Google Workspace and Zoho both provide the exact values for all of these records when you set up your account. You copy them into your DNS settings and within a few hours, sometimes up to 48 hours for full propagation, everything is working correctly.

Setting up all four is the difference between email that reliably reaches inboxes and email that occasionally vanishes into spam folders.


What to name your email address

A few practical thoughts on this since it comes up constantly.

hello@ and info@ are fine for general contact. name@ or firstname@ works well for individuals representing a brand. For a small team, support@, sales@, and accounts@ help route different types of messages cleanly.

Avoid anything that includes numbers or looks like a username you created in secondary school. ceo2024@yourbusiness.com undermines the professionalism the whole exercise is meant to create.

If you are a solo operator, yourname@yourbusiness.com is clean, personal, and professional. It tells the recipient exactly who they are talking to without hiding behind a generic inbox.

One thing to do before anything else

Before you set up the email, make sure you own your domain. The email address is built on top of the domain. If your developer currently holds your domain in their account rather than yours, sort that out first.

If you do not have a domain yet, register one before setting up any email provider. Your domain name and your email address should match your business name as closely as possible.

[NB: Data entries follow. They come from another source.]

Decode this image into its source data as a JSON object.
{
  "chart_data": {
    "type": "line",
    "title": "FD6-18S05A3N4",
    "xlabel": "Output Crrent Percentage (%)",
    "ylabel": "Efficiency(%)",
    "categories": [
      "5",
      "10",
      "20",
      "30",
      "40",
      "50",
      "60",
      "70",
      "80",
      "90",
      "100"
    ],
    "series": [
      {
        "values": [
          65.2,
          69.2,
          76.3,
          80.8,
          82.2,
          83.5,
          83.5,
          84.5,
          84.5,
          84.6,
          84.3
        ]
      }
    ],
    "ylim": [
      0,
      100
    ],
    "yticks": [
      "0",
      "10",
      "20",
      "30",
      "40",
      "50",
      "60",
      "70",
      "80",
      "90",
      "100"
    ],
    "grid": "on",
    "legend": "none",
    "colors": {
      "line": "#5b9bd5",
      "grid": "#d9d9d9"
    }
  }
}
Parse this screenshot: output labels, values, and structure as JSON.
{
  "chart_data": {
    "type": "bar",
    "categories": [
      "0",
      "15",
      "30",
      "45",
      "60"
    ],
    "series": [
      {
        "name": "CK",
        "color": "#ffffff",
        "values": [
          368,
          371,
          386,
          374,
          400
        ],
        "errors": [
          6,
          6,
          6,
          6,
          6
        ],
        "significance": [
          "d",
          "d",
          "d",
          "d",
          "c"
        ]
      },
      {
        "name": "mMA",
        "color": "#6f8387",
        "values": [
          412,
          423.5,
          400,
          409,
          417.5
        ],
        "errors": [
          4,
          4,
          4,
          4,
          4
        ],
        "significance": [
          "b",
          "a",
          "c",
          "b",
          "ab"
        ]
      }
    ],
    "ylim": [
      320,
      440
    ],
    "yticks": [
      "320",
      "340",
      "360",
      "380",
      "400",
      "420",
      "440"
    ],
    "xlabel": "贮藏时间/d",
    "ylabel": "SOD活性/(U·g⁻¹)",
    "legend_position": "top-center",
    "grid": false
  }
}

For businesses we build websites for at Stampl, we cover domain ownership and professional email setup as part of the conversation from the start. If you are building something new or want to make sure the foundation is right, start here or get in touch and we will walk through it with you.

The short version

A business email on your own domain takes an afternoon to set up, costs very little, and quietly signals to every person you email that you are operating a real business. Google Workspace is the most reliable option. Zoho Mail is a solid free alternative to start with. Either way, add your SPF, DKIM, and DMARC records properly and your emails will land where they are supposed to.

It is one of those small things that does not feel urgent until you realise how many subtle impressions it has already made.